CNNs are the cornerstone of image classification in deep learning. This section gives an introduction to them, explains the history of CNNs, and will explain why they are so powerful.

Before we begin, we will look at a simple deep learning architecture. Deep learning models are difficult to train, so using an existing architecture is often the best place to start. An architecture is an existing deep learning model that was state-of-the-art when initially released. Some examples are AlexNet, VGGNet, GoogleNet, and so on. The architecture we will look at is the original LeNet architecture for digit classification from Yann LeCun and others from the mid 1990s. This architecture was used for the MNIST dataset. This dataset is comprised of grayscale images of 28 x 28 size that contain the digits 0 to 9. The following diagram shows the LeNet architecture:

Figure 5.1: The LeNet architecture 

The original images are 28 x 28 in size. We have a series of hidden layers which are convolution and pooling layers (here, they are labeled subsampling).
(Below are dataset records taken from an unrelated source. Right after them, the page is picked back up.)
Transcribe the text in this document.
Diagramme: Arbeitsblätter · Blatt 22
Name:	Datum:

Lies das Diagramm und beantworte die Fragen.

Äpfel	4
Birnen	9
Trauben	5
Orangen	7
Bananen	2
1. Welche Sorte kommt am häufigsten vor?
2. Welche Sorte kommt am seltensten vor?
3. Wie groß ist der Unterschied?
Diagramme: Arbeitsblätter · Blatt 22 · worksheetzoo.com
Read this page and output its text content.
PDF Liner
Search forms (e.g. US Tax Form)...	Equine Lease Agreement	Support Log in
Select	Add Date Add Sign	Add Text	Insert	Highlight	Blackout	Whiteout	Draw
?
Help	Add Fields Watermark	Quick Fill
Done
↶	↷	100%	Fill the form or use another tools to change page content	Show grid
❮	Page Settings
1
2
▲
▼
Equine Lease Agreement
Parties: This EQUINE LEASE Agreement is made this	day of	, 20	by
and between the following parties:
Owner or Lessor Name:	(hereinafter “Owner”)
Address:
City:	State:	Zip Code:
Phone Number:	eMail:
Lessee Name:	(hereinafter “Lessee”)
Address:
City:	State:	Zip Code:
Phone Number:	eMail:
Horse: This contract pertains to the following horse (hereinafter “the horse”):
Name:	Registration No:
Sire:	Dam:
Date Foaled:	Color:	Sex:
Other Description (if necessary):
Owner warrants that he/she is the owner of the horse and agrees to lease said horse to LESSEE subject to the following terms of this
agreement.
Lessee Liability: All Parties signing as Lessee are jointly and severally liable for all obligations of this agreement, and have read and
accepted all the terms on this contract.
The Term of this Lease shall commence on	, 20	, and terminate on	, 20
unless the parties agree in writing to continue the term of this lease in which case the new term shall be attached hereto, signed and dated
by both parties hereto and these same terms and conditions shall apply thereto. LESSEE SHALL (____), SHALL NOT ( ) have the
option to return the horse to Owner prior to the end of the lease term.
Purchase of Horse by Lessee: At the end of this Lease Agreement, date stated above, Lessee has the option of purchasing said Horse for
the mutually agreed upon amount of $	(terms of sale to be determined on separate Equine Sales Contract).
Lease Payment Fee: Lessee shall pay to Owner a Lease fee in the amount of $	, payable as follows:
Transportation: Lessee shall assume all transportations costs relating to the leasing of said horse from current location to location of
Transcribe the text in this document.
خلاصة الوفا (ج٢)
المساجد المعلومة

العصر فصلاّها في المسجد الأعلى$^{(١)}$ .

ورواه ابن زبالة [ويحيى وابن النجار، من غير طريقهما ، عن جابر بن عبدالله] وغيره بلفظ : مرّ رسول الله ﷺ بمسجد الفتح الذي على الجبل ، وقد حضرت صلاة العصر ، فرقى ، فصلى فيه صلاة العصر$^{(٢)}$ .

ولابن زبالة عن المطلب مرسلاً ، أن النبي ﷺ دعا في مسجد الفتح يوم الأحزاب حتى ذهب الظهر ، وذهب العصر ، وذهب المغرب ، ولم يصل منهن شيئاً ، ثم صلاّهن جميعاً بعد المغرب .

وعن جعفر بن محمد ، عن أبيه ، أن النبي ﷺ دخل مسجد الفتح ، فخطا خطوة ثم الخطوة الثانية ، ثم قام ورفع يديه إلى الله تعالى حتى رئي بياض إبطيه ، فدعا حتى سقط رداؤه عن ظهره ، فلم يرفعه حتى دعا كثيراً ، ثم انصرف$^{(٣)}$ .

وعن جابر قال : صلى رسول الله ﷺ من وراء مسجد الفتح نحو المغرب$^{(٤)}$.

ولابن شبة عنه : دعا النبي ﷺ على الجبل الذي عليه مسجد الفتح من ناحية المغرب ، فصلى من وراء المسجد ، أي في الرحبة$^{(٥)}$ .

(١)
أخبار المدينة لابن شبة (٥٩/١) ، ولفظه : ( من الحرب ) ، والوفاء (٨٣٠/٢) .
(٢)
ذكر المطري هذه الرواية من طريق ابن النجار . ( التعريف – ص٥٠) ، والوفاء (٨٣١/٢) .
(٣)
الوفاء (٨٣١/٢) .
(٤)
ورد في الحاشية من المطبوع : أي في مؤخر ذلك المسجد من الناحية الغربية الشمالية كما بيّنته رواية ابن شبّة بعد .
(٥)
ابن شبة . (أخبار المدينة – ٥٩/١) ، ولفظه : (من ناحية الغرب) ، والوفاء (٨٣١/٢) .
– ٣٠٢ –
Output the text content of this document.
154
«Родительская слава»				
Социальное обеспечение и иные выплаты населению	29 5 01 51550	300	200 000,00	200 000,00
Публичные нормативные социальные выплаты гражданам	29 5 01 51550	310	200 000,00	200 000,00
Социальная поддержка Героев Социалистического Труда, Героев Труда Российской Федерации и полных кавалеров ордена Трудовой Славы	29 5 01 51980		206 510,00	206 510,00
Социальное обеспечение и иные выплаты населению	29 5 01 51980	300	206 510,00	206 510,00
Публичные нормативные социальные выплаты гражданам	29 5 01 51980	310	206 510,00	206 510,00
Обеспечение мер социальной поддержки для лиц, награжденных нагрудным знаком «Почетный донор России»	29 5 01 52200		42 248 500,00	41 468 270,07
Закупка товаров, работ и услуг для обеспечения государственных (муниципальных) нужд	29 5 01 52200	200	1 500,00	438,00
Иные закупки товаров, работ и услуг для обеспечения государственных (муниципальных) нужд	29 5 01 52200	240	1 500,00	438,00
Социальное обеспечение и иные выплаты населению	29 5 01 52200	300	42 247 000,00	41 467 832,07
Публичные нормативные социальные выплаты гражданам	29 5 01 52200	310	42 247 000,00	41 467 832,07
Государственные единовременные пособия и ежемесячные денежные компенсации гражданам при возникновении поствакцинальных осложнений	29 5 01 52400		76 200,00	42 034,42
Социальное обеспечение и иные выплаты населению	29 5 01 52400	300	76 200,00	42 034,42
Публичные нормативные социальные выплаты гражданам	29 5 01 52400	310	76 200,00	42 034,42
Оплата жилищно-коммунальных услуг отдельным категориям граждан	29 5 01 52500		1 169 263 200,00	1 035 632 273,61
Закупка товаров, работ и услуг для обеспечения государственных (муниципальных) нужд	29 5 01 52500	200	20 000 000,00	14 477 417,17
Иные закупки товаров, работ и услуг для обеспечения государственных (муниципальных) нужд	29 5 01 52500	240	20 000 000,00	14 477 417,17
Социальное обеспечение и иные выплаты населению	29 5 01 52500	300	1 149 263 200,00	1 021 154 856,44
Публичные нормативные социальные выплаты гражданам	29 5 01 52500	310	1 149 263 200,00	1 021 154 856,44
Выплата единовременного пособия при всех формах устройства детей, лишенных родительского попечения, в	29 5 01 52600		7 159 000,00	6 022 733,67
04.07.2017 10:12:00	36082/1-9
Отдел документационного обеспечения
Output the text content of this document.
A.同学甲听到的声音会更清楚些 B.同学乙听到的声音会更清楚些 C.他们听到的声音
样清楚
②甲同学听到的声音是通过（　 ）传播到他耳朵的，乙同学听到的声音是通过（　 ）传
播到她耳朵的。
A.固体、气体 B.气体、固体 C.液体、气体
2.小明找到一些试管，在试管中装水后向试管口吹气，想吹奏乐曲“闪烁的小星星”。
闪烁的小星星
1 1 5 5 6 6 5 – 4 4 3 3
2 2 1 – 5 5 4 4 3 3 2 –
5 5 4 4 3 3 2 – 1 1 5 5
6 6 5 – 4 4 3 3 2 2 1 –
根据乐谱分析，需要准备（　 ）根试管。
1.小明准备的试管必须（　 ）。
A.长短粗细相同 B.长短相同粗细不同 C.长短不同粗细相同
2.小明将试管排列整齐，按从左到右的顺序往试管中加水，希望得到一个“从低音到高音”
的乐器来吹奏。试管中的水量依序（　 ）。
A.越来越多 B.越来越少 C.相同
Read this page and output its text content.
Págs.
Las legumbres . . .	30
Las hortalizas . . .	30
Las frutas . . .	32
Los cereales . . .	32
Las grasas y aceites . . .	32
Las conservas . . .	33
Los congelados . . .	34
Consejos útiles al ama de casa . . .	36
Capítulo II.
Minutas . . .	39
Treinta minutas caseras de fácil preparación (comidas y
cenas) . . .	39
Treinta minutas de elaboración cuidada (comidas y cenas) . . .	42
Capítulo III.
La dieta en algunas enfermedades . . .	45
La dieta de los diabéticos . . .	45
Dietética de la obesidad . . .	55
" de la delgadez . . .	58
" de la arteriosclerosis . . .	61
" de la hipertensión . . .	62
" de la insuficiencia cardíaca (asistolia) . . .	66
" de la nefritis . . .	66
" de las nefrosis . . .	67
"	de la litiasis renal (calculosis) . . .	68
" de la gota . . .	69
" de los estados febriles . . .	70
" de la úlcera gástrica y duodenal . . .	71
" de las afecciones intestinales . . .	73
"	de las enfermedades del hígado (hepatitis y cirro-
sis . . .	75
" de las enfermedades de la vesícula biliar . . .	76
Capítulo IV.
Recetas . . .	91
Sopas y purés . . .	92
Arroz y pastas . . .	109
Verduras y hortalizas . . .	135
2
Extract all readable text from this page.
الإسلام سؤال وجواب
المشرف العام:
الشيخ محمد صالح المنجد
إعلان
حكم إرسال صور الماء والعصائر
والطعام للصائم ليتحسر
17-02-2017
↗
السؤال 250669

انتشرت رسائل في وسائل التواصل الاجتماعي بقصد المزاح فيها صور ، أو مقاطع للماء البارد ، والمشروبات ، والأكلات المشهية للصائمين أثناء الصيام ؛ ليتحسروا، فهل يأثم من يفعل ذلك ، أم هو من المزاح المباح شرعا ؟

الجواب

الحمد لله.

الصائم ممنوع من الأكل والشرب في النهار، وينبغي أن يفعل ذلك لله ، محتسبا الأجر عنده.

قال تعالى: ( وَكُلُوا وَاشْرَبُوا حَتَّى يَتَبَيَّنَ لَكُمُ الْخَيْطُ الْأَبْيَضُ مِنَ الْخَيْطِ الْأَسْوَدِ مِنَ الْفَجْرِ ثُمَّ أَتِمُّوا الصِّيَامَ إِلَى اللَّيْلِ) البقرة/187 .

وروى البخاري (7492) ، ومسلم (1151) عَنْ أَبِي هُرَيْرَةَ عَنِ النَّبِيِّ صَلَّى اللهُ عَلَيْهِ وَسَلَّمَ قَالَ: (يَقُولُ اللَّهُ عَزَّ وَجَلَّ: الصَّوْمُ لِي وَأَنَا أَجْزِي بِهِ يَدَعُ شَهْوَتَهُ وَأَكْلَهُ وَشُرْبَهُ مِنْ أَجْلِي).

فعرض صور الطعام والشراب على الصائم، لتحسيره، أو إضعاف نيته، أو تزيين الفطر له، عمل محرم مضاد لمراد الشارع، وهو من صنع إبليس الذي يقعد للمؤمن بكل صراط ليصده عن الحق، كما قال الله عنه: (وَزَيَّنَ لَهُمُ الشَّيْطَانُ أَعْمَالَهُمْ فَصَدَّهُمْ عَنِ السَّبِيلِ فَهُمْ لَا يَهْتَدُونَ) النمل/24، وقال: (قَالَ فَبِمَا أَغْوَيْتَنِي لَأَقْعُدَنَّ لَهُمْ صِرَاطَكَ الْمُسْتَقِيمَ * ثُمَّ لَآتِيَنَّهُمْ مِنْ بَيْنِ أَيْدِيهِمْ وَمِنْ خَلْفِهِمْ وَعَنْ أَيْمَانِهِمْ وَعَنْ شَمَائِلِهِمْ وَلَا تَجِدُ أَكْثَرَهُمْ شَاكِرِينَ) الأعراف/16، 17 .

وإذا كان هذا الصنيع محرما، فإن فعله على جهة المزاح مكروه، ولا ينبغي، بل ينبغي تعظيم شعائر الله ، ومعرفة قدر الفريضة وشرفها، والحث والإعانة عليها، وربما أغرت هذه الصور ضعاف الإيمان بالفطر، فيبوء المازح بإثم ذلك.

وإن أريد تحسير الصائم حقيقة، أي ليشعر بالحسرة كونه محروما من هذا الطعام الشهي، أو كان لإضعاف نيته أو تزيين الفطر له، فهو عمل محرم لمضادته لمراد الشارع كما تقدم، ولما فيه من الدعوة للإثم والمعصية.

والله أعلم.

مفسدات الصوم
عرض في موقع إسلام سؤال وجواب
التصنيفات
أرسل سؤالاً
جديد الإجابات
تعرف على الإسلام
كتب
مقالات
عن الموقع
Each convolutional layer changes structure; for example, when we apply the convolutions in the first hidden layer, our output size is three dimensional. Our final layer is of size 10 x 1, which is the same size as the number of categories. We can apply a softmax function here to convert the values in this layer to probabilities for each category. The category with the highest probability would be the category prediction for each image.